8月27日投開票の茨城県知事選挙は告示日(8月10日)まで1カ月を切り、ここにきて選挙戦がにわかにヒートアップ。また全国的にも注目の選挙となりつつある。
3人が立候補を表明しているが、事実上は現在6期目で全国最長知事の橋本昌茨城県知事(71)と、その長期在任を批判し多選阻止を掲げるドワンゴ取締役、大井川和彦氏(53)の一騎打ちだ。大井川氏は自民党茨城県連をバックにつけ公明党推薦を受けている。
この知事選が全国的に注目されるのには理由がある。
「菅義偉官房長官が2度にわたり茨城に入るなど、安倍政権も大井川氏当選をめざし大いに力を入れている選挙なのです。当初、今回で7選目に挑む橋本知事に、いくら実績があっても長すぎるという多選批判の声が県民の間でも強くなっていた。これに乗じて、地元の水戸一高から東大法学部を経て旧通産省(現経産省)役人となり、今はITの最先端企業、ドワンゴ役員を務める大井川氏は知名度こそ低くても、新しい茨城をつくる若き新パワーとしての期待が県民から高まり、一気に新知事誕生に期待する機運が高まっていたのです」(全国紙県政担当記者)
ところが、ここにきて少し様相が変わってきたという。
「安倍政権が森友学園問題、加計学園疑惑、さらには豊田真由子議員の暴言・暴行事件、稲田朋美防衛相の都議選応援における問題発言で一挙に失速。支持率が30%台前半に転がり落ちた。そこにきて都議選では都民ファースト(以下、都民ファ)の会に大惨敗し、自民党はガタガタの状態です。これには自民党茨城県連内からも『安倍退陣建白書を出さなきゃ、大井川では戦えない』という声さえ出始めたのです。
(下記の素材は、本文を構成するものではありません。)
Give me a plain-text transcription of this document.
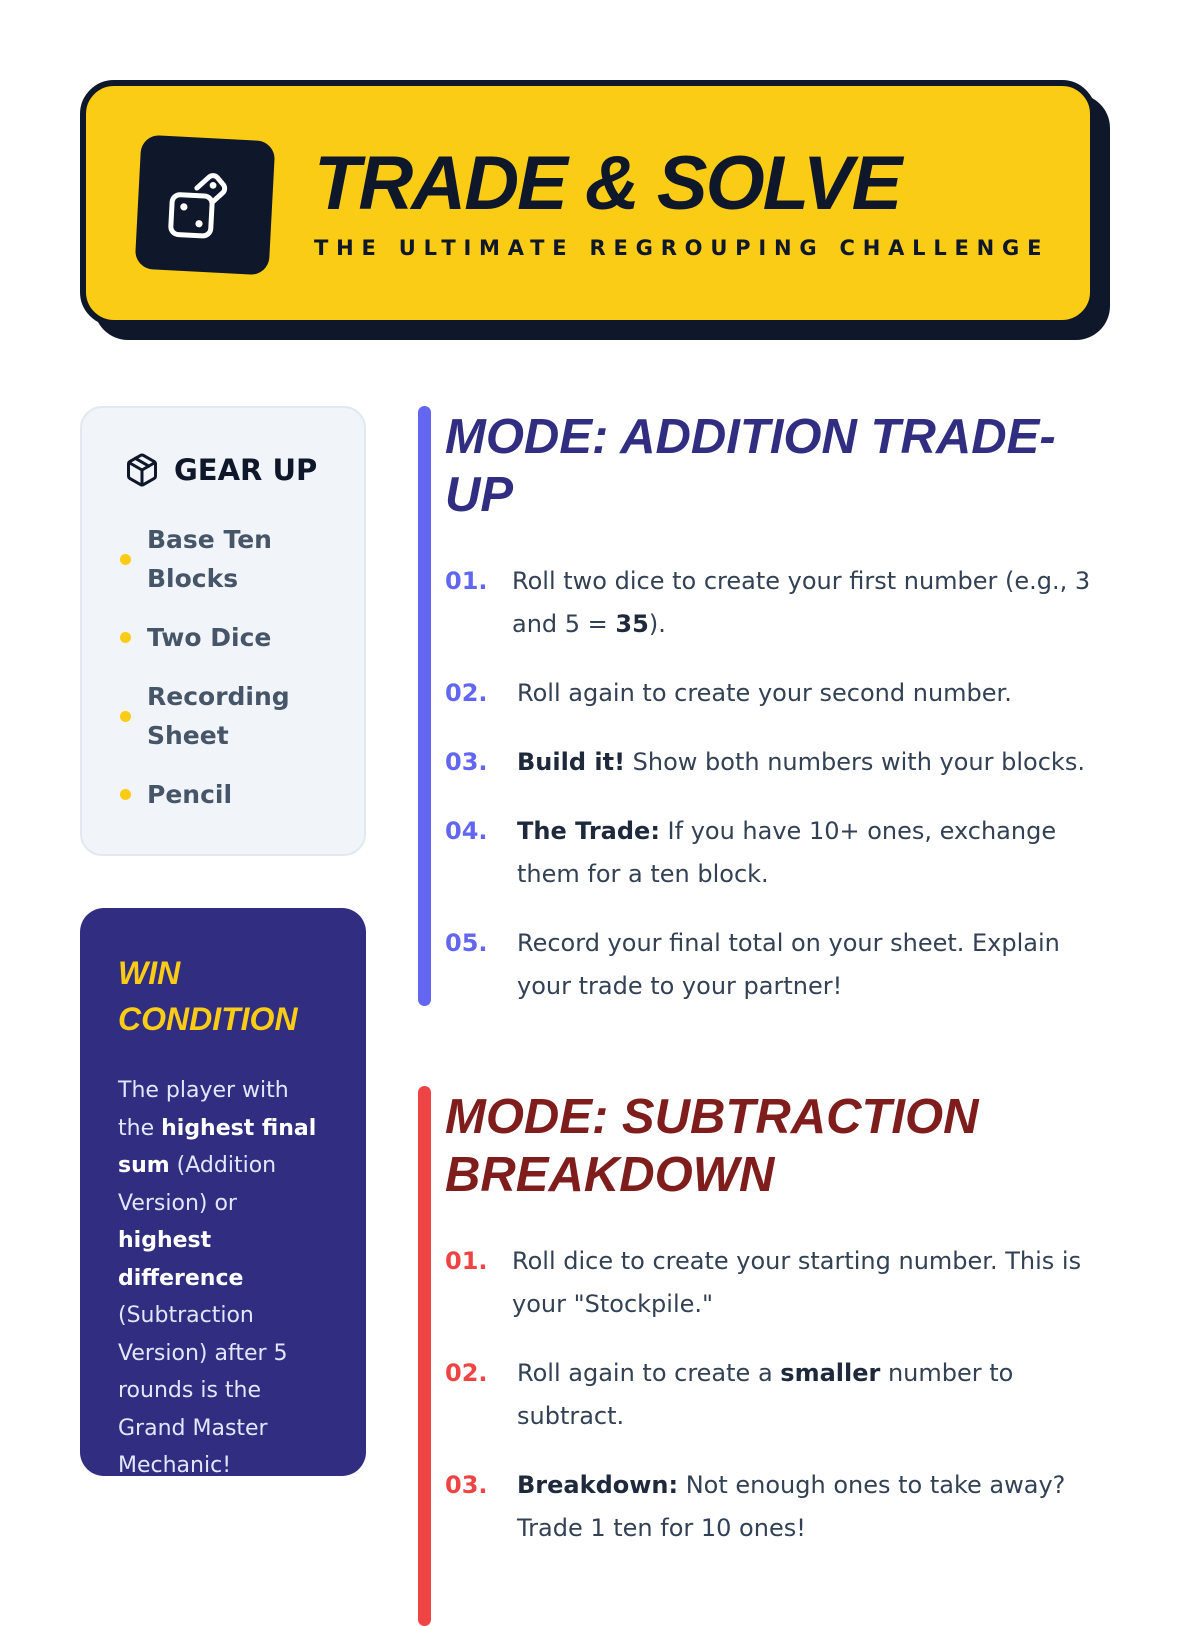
TRADE & SOLVE
THE ULTIMATE REGROUPING CHALLENGE
GEAR UP
Base Ten Blocks
Two Dice
Recording Sheet
Pencil
WIN CONDITION

The player with the highest final sum (Addition Version) or highest difference (Subtraction Version) after 5 rounds is the Grand Master Mechanic!

MODE: ADDITION TRADE-UP
01.	Roll two dice to create your first number (e.g., 3 and 5 = 35).
02.	Roll again to create your second number.
03.	Build it! Show both numbers with your blocks.
04.	The Trade: If you have 10+ ones, exchange them for a ten block.
05.	Record your final total on your sheet. Explain your trade to your partner!
MODE: SUBTRACTION BREAKDOWN
01.	Roll dice to create your starting number. This is your "Stockpile."
02.	Roll again to create a smaller number to subtract.
03.	Breakdown: Not enough ones to take away? Trade 1 ten for 10 ones!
結局建白書は出せなかったものの、自民党王国の茨城ですら安倍政権に不信感を持つ異例の騒動です」(同)
これに意を強くし、一気に声を強めているのが橋本知事陣営だ。県議会議員はいう。
「橋本知事は当初は多選批判には頭を低くしながら外堀を埋める地道な動きをみせていました。例えば連合茨城や県建設業協会、県市長会、農政連など推薦団体をコツコツと集めていた。その数、今は700近くに達しているという。そして比較的弱い県西や県南で地道に集会を開き足腰を固めていた。ところが、ここにきて自民党本部、安倍政権が自爆ぎみで、都議選では都民ファが圧勝。そのため、橋本陣営では都民ファを意識するかのように『市町村ファースト』を標榜、さらには『県民党』も掲げるようになっています」
さらに知事サイドは7月13日には数々の実績を猛アピールした表裏全カラーのA4判チラシを、新聞折り込みで県内一斉にばら撒いた。そのチラシには橋本知事と横綱・稀勢の里がガッチリ握手する写真まで掲載。その写真キャプションは「横綱と共に、郷土のためにがんばり抜きます」。